I don't know why I bother mentioning the strange weather anymore. At the beginning of this week we were melting in blazing sunshine and temperatures above 30 degrees but by the weekend this gloomy drizzle had set in. I would like to have shown you some contrasting pictures, but my brain was too fuzzy from the heat to remember to take them, so you'll have to put up with just the one's I took this morning of the grey skies.

This week's blog is going to be a little shorter than usual. We've been very stretched due to staff holidays so Paul and I have been running about trying to get everything done, shoveling stone onto droves while the sun beat down on us and dealing with escaping cows. Everything always goes wrong when you're short-staffed. So I haven't had a lot of chance to take pictures for you.

Also, it's a quiet time of year for the wildlife, so there's less to take pictures of. One of the few birds that I have seen regularly is the cranes. Every time I go out, I spot some in the fields, either in twos or threes, or sometimes a lot more. They're starting to gather into the winter flock now, so seeing a large group is more common. But I never get any pictures because they fly away if I get too close. Another bird that has been gathering into flocks is the yellow wagtails. Damon said he saw a large group on Friday. It won't be long until they start their migration back to Africa, along with many of our other visitors. Indeed some have already gone. Cuckoo's, who don't have to hang about and raise chicks, left ages ago. And the swifts have started leaving too. It is interesting that swifts and swallows have such different habits, considering how similar they are in many ways. Our swallows arrived in late March/early April, I think, and are on their third brood, which should be hatching soon. or may have hatched already. They probably won't leave until mid-late September. Swifts often don't arrive until early May and are leaving by mid-August, probably only rearing one brood. It makes you wonder why these patterns developed so differently.

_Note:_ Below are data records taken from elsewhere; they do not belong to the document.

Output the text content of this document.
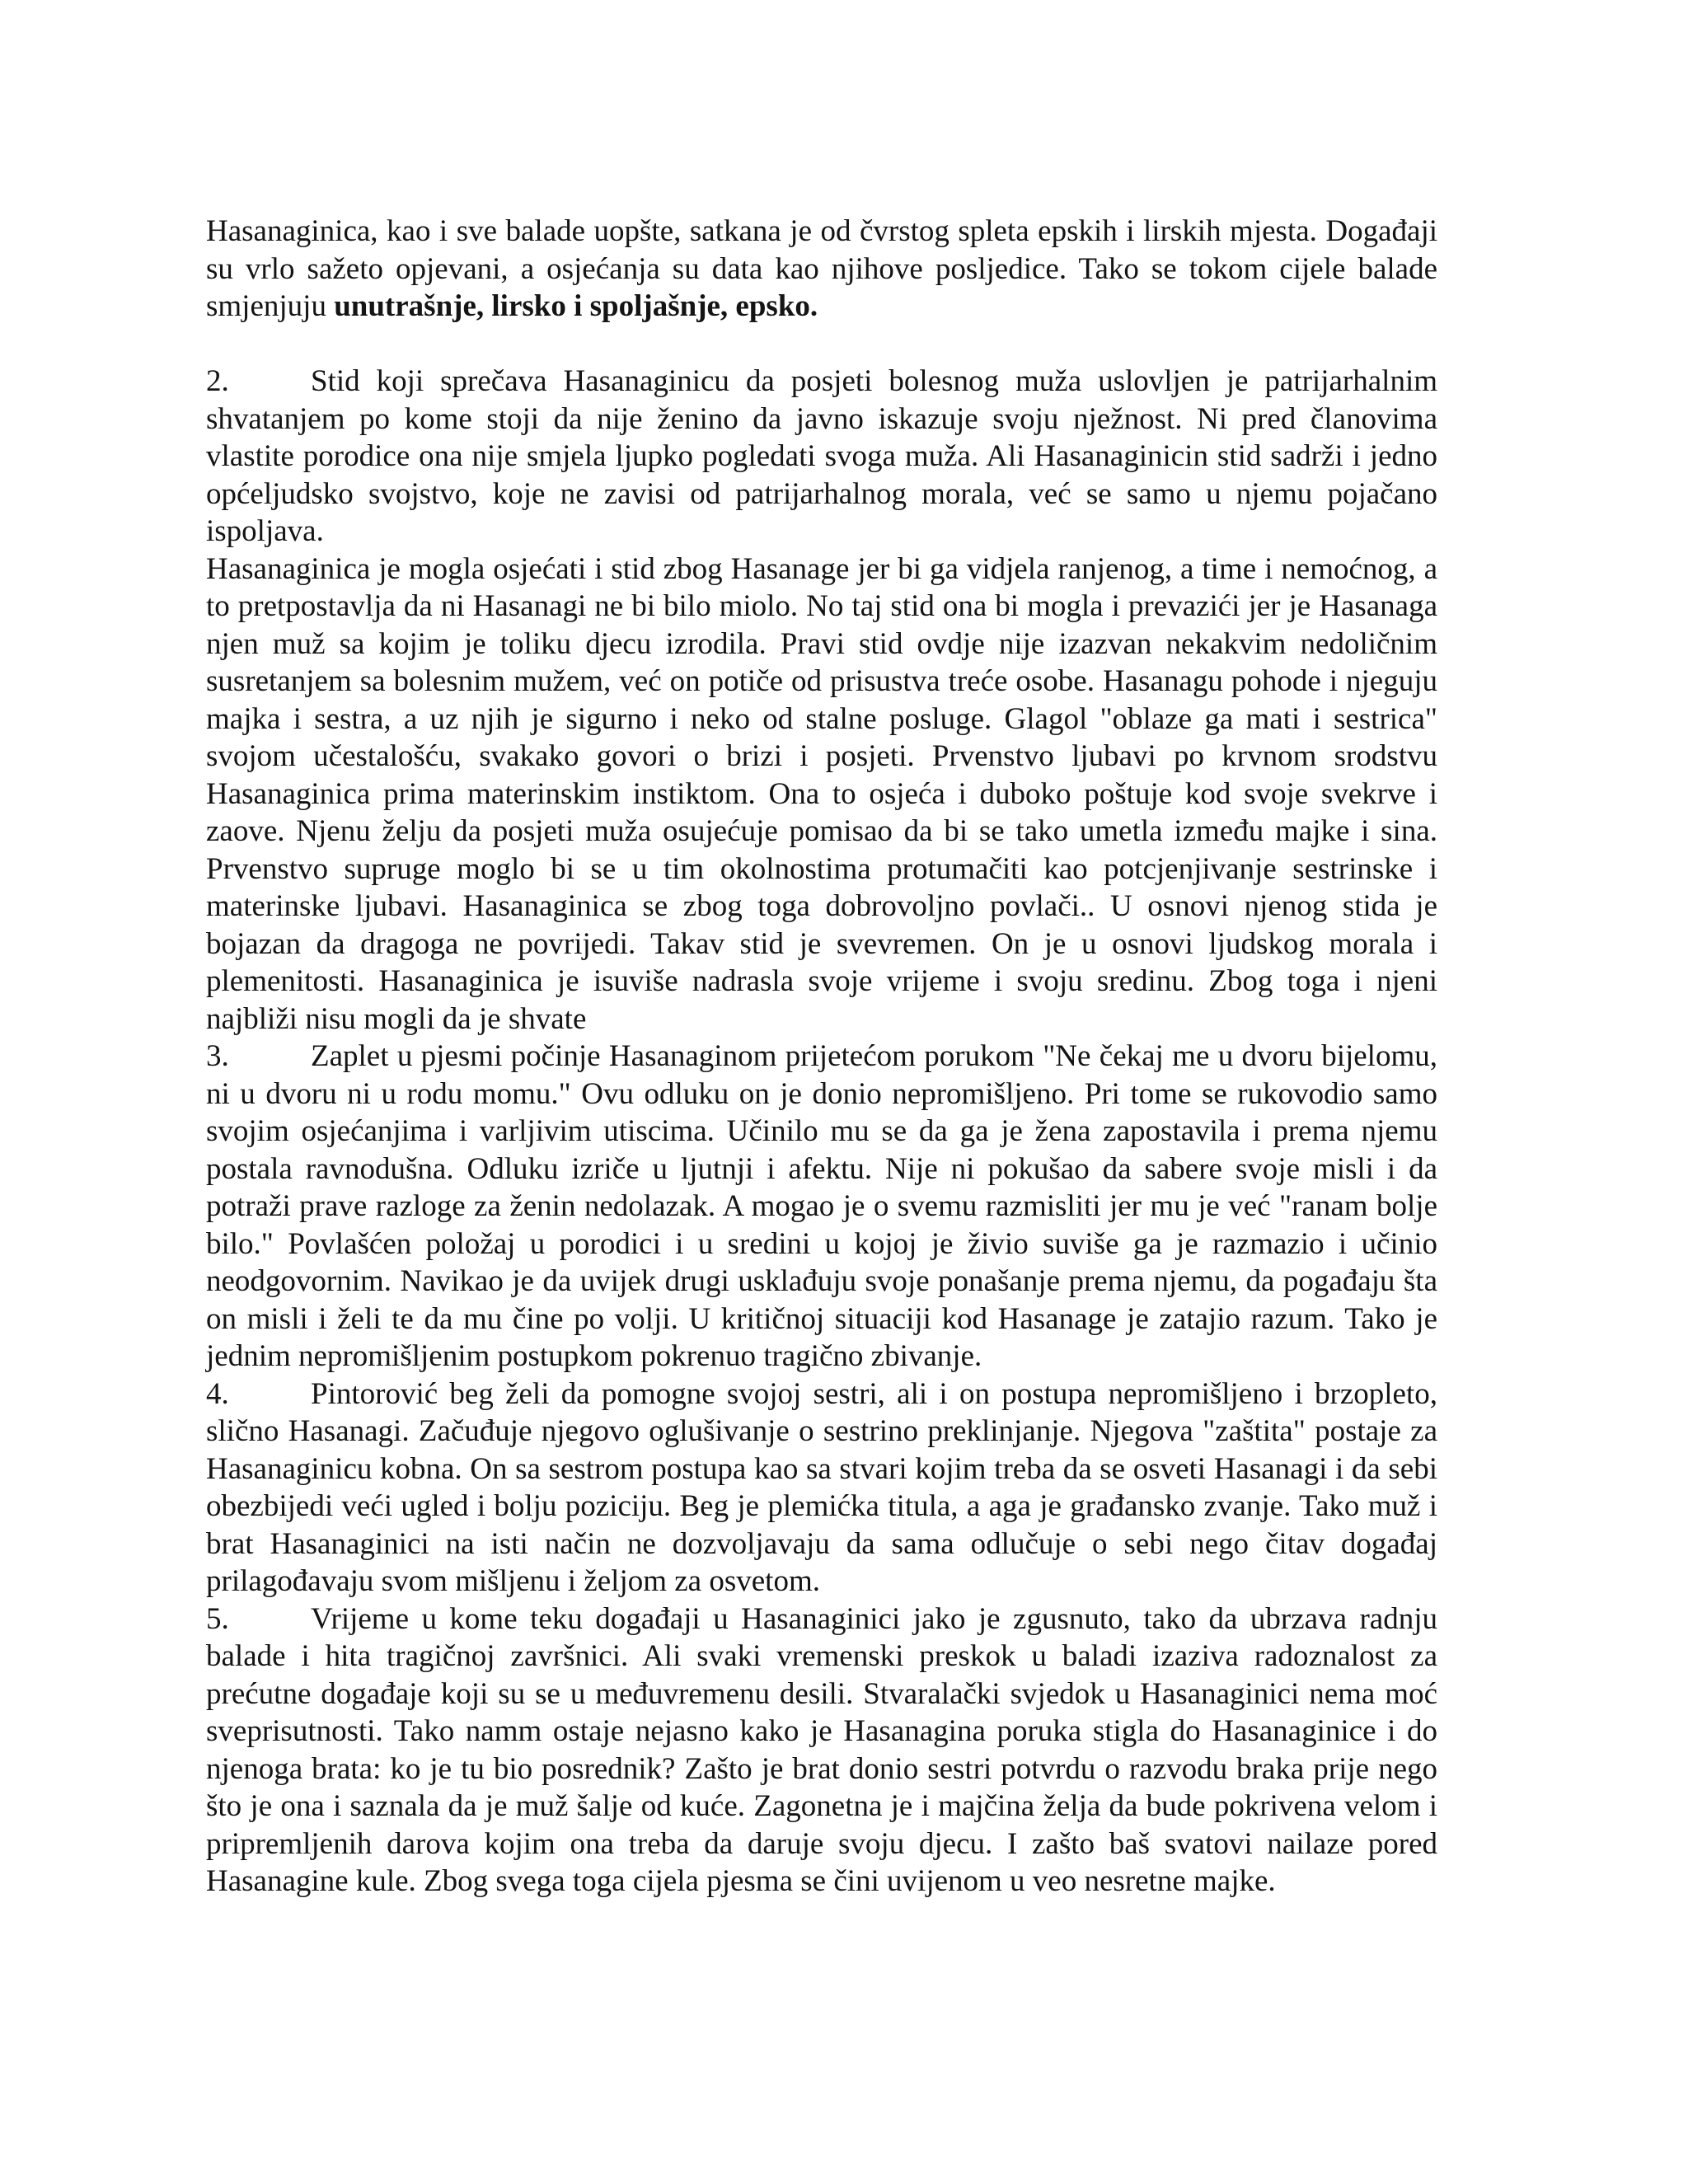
Hasanaginica, kao i sve balade uopšte, satkana je od čvrstog spleta epskih i lirskih mjesta. Događaji su vrlo sažeto opjevani, a osjećanja su data kao njihove posljedice. Tako se tokom cijele balade smjenjuju unutrašnje, lirsko i spoljašnje, epsko.

2.	Stid koji sprečava Hasanaginicu da posjeti bolesnog muža uslovljen je patrijarhalnim shvatanjem po kome stoji da nije ženino da javno iskazuje svoju nježnost. Ni pred članovima vlastite porodice ona nije smjela ljupko pogledati svoga muža. Ali Hasanaginicin stid sadrži i jedno općeljudsko svojstvo, koje ne zavisi od patrijarhalnog morala, već se samo u njemu pojačano ispoljava.

Hasanaginica je mogla osjećati i stid zbog Hasanage jer bi ga vidjela ranjenog, a time i nemoćnog, a to pretpostavlja da ni Hasanagi ne bi bilo miolo. No taj stid ona bi mogla i prevazići jer je Hasanaga njen muž sa kojim je toliku djecu izrodila. Pravi stid ovdje nije izazvan nekakvim nedoličnim susretanjem sa bolesnim mužem, već on potiče od prisustva treće osobe. Hasanagu pohode i njeguju majka i sestra, a uz njih je sigurno i neko od stalne posluge. Glagol "oblaze ga mati i sestrica" svojom učestalošću, svakako govori o brizi i posjeti. Prvenstvo ljubavi po krvnom srodstvu Hasanaginica prima materinskim instiktom. Ona to osjeća i duboko poštuje kod svoje svekrve i zaove. Njenu želju da posjeti muža osujećuje pomisao da bi se tako umetla između majke i sina. Prvenstvo supruge moglo bi se u tim okolnostima protumačiti kao potcjenjivanje sestrinske i materinske ljubavi. Hasanaginica se zbog toga dobrovoljno povlači.. U osnovi njenog stida je bojazan da dragoga ne povrijedi. Takav stid je svevremen. On je u osnovi ljudskog morala i plemenitosti. Hasanaginica je isuviše nadrasla svoje vrijeme i svoju sredinu. Zbog toga i njeni najbliži nisu mogli da je shvate

3.	Zaplet u pjesmi počinje Hasanaginom prijetećom porukom "Ne čekaj me u dvoru bijelomu, ni u dvoru ni u rodu momu." Ovu odluku on je donio nepromišljeno. Pri tome se rukovodio samo svojim osjećanjima i varljivim utiscima. Učinilo mu se da ga je žena zapostavila i prema njemu postala ravnodušna. Odluku izriče u ljutnji i afektu. Nije ni pokušao da sabere svoje misli i da potraži prave razloge za ženin nedolazak. A mogao je o svemu razmisliti jer mu je već "ranam bolje bilo." Povlašćen položaj u porodici i u sredini u kojoj je živio suviše ga je razmazio i učinio neodgovornim. Navikao je da uvijek drugi usklađuju svoje ponašanje prema njemu, da pogađaju šta on misli i želi te da mu čine po volji. U kritičnoj situaciji kod Hasanage je zatajio razum. Tako je jednim nepromišljenim postupkom pokrenuo tragično zbivanje.

4.	Pintorović beg želi da pomogne svojoj sestri, ali i on postupa nepromišljeno i brzopleto, slično Hasanagi. Začuđuje njegovo oglušivanje o sestrino preklinjanje. Njegova "zaštita" postaje za Hasanaginicu kobna. On sa sestrom postupa kao sa stvari kojim treba da se osveti Hasanagi i da sebi obezbijedi veći ugled i bolju poziciju. Beg je plemićka titula, a aga je građansko zvanje. Tako muž i brat Hasanaginici na isti način ne dozvoljavaju da sama odlučuje o sebi nego čitav događaj prilagođavaju svom mišljenu i željom za osvetom.

5.	Vrijeme u kome teku događaji u Hasanaginici jako je zgusnuto, tako da ubrzava radnju balade i hita tragičnoj završnici. Ali svaki vremenski preskok u baladi izaziva radoznalost za prećutne događaje koji su se u međuvremenu desili. Stvaralački svjedok u Hasanaginici nema moć sveprisutnosti. Tako namm ostaje nejasno kako je Hasanagina poruka stigla do Hasanaginice i do njenoga brata: ko je tu bio posrednik? Zašto je brat donio sestri potvrdu o razvodu braka prije nego što je ona i saznala da je muž šalje od kuće. Zagonetna je i majčina želja da bude pokrivena velom i pripremljenih darova kojim ona treba da daruje svoju djecu. I zašto baš svatovi nailaze pored Hasanagine kule. Zbog svega toga cijela pjesma se čini uvijenom u veo nesretne majke.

I was very pleased to see a juvenile great spotted woodpecker on my feeder this week. Although it's not a species that is struggling particularly, it's always nice to see chicks raised successfully. This may well be the young of the pair I saw on my feeder earlier this year. You can tell it's a juvenile because the red patch is on the front of it's head. Males have red on the back, and females no red at all. When the young moult in Autumn, the red will disappear and adult plumage will come in.